2) In our current income tax system, businesses get to deduct lots of expenses which can be difficult to audit. By contrast, the VAT is mostly self-enforcing, because now all those upstream expenses will get directly reported to the IRS, along with remittances of the VAT tax due on those upstream expenses. Of course, final retail sales still provide an opportunity for evasion, but anyone upstream of final retail who tries to evade taxes automatically creates a bigger tax bill for someone else downstream. That gives all downstream businesses powerful incentives to make sure their suppliers are complying with tax law.
3) It taxes consumption and does not tax savings until they are--eventually--consumed. Arguably, that's what provisions like IRAs and 401(k)s already do, but they are cumbersome and complicated to administer, with a lot of paperwork involved.
What's NOT to like about a VAT? Well, because it taxes consumption rather than income, it will fall relatively heavily on low-income folks, most of whom have little or no taxable income right now, but who may make many purchases of goods and services that would be subject to VAT. So, there would probably be some program of grants or rebates to low-income taxpayers. There are also some transitional fairness issues to consider. Dealing appropriately with those issues could add some complexity to the system.

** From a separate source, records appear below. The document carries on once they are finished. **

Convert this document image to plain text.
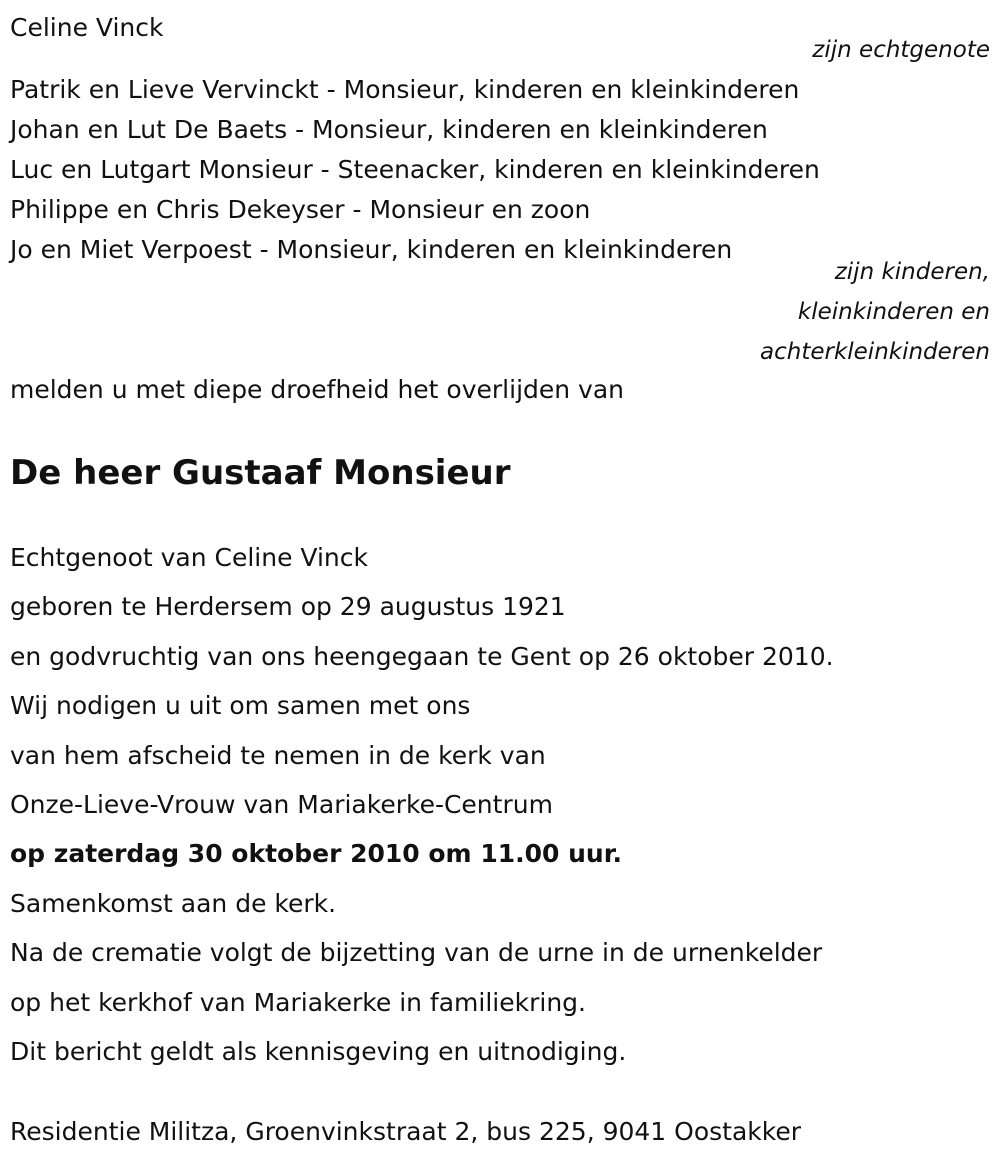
Celine Vinck
zijn echtgenote
Patrik en Lieve Vervinckt - Monsieur, kinderen en kleinkinderen
Johan en Lut De Baets - Monsieur, kinderen en kleinkinderen
Luc en Lutgart Monsieur - Steenacker, kinderen en kleinkinderen
Philippe en Chris Dekeyser - Monsieur en zoon
Jo en Miet Verpoest - Monsieur, kinderen en kleinkinderen
zijn kinderen,
kleinkinderen en
achterkleinkinderen
melden u met diepe droefheid het overlijden van
De heer Gustaaf Monsieur
Echtgenoot van Celine Vinck
geboren te Herdersem op 29 augustus 1921
en godvruchtig van ons heengegaan te Gent op 26 oktober 2010.
Wij nodigen u uit om samen met ons
van hem afscheid te nemen in de kerk van
Onze-Lieve-Vrouw van Mariakerke-Centrum
op zaterdag 30 oktober 2010 om 11.00 uur.
Samenkomst aan de kerk.
Na de crematie volgt de bijzetting van de urne in de urnenkelder
op het kerkhof van Mariakerke in familiekring.
Dit bericht geldt als kennisgeving en uitnodiging.
Residentie Militza, Groenvinkstraat 2, bus 225, 9041 Oostakker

Something else to like about enacting a VAT that would go into effect in a few years is that it would be a HUGE short-term stimulus to purchases of consumer durables that could help break the current economic downturn. If you think you're going to be in the market for a new car, a new furnace, a new refrigerator, or anything else of that nature, you would want to rush out and buy it before the VAT goes into effect.
Of course, that means there could be an economic slump right after it goes into effect, but perhaps some kind of transition rules could help ease that concern.
I'll end this with an excerpt from the Aaron-Sawhill oped, which is well worth reading in its entirety.
The dirty secret, known to responsible fiscal experts of both parties, is that the revenue generated under current tax laws cannot pay for the government services -- health care and everything else -- that Americans want for their children, their parents and themselves.
So here is what we propose: Congress should enact a value-added tax, the equivalent of a broad-based sales tax on all goods and services. It should take effect only after unemployment has fallen to a predetermined level or in, say, five years, whichever comes first. Congress should link revenue from the new tax and other sources directly to public health-care spending through a newly created health-care trust fund. The trust fund would pay for all federal health-care spending. This framework would mean that Americans would get the health care they are willing to pay for. If spending outpaces projections, Congress will have to choose between raising taxes and finding ways to slow the growth of spending.
By balancing revenue and health-care spending, such a reform would help solve America's long-term fiscal problems. In the near term, it would also support and sustain the economic recovery. Consumers would be encouraged to buy now, before the tax takes effect. And by showing financial markets that Congress is determined to put our fiscal household in order, it would help keep interest rates low and encourage investment.